Pueblo Abroad: Journal Entry #4


Part 4: The Oldest Piece of Art

While in Tübingen, Germany visiting Kayla, I had an opportunity to wander up to the town’s castle (every town in Germany has a resident castle, it seems) and see the outside of the archaeological museum up there, which houses the oldest piece of recovered human art, dated at 32,000 years old. I didn’t see the artifact itself, but saw a much larger rendition set up outside the museum entrance. The piece—a horse missing its legs—isn’t striking so much for its aesthetics or its design as the giant leap in thought it must have taken in order to make it in the first place.

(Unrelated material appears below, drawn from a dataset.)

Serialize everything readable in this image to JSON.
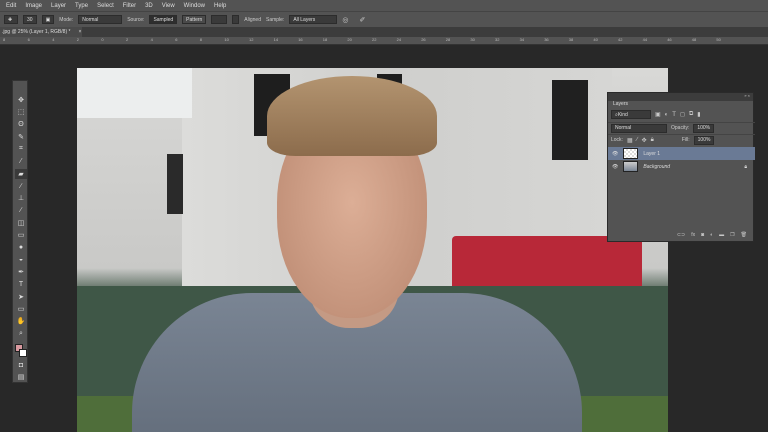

Imagine: a world in which food and shelter are not entirely dependable and craftsmanship like metallurgy would probably have best been served to forging hunting weapons and other tools. But rather than spend time creating those precious commodities, a craftsperson sat down and created an essentially ‘useless’ object.

A larger representation of the earliest recovered piece of artwork; photo by Taylor Coe
Unfortunately, I didn’t have a chance to read up on this artifact, but I like to imagine that the object itself was not of spiritual or religious importance. If made for the purpose of worship or ritual, then the object is shaded with something other than the title of ‘art.’ That’s not to say that ‘religious art’ is not properly art; I mean to object to the notion that the first piece of art was intrinsically tied to religious purpose. I like to think about the practice of ‘art’ as something engaged in by an individual for that individual. Unlike, making a tool, for instance, which an individual does for the broader community.

But it’s not simply the object that the individual is after; it’s something in the experience of the craft. For this particular craftsperson, I tried to imagine that feeling—that transitory sense of moving past the practical into the impractical, from necessity into art (which I, of course, would argue is also a necessity—though a necessity of a different order).

I tried to imagine their thoughts: “Today I will begin a fruitless and painstaking crafting process. I will make something that is not a tool. It is not useful. It barely begins to serve as a representation of a real horse. Its function is to satisfy something that we have not even named yet: a desire beyond the body, beyond the scope of the everyday world, beyond mere existence.”